The point of the needle penetrated Adam’s adam’s apple. A dot of blood appeared. I lunged with the knife, hitting the meaty part of Grieg’s palm between the base of the thumb and the wrist, causing him to release the syringe with a high-pitched squeal, as I got the needle out of Adam’s throat (before the lethal plunger had been pushed) and brought my bony knee up into Grieg’s soft belly, sending him sprawling to the filthy floor. I was tempted to hit him with the stool, but instead climbed onto it and got the key.
“I’m sorry,” said Adam as I unlocked his right wrist.
“You’re sorry? Why?”
“I led you here. I’m the one who circled the letters in your book, telling you to meet me here at midnight. I took the letter to your parents. They search all the cabins daily, and I knew if that letter was found, describing all the strange things you’d seen, you’d be immediately replaced. That night, I got here early. I was hoping to rescue my son. Then you, he and I could have escaped together. Instead, Grieg turned up and stuck me with a dose of sedative. He’s been making me co-operate with the last phase of his lunacy. He said if I didn’t, he’d kill my boy.”

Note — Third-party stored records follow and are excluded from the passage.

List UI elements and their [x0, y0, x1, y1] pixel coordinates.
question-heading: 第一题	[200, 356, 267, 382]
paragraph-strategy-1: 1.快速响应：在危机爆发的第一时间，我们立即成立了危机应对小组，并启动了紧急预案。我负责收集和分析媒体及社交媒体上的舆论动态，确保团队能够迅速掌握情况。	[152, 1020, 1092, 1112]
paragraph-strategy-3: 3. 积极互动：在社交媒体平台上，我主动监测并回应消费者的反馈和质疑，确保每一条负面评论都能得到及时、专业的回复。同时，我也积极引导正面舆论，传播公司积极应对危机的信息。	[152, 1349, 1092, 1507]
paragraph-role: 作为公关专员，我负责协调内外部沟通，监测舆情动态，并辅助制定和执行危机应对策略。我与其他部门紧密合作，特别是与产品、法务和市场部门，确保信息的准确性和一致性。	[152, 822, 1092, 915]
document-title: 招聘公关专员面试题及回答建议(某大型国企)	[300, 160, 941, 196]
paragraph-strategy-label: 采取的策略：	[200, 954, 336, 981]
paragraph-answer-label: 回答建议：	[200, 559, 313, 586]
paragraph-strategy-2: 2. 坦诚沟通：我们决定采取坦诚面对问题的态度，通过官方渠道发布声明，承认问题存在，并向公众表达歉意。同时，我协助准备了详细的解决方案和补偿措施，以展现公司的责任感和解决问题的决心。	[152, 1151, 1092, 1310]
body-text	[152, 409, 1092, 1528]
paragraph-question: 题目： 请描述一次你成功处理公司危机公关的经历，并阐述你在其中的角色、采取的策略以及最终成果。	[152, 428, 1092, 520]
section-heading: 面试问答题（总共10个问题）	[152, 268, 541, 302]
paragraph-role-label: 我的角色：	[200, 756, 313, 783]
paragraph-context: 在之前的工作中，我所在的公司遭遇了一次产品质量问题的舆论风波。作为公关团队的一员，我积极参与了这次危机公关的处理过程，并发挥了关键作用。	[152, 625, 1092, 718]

“But isn’t,” I started, freeing his left wrist, “aren’t they all ...?”
“Dead? Not yet. He wanted to keep them alive for DNA matches, possible skin grafts, blood types, and so on - which is lucky for us, because ...” Stretching his arms and flexing his fingers, he crossed to the wall facing him, pausing to kick Pericles Grieg as he went, then reached up, pulled out a loose brick and pressed a button behind it---as the wall slid back, revealing row after row of bunk beds.
Pulling the string off the neck of the inert Mut, Adam blew the whistle that dangled from it---and twenty blank faces sat up, squinted into the glare, saw Dr Grieg on the floor, and smiled.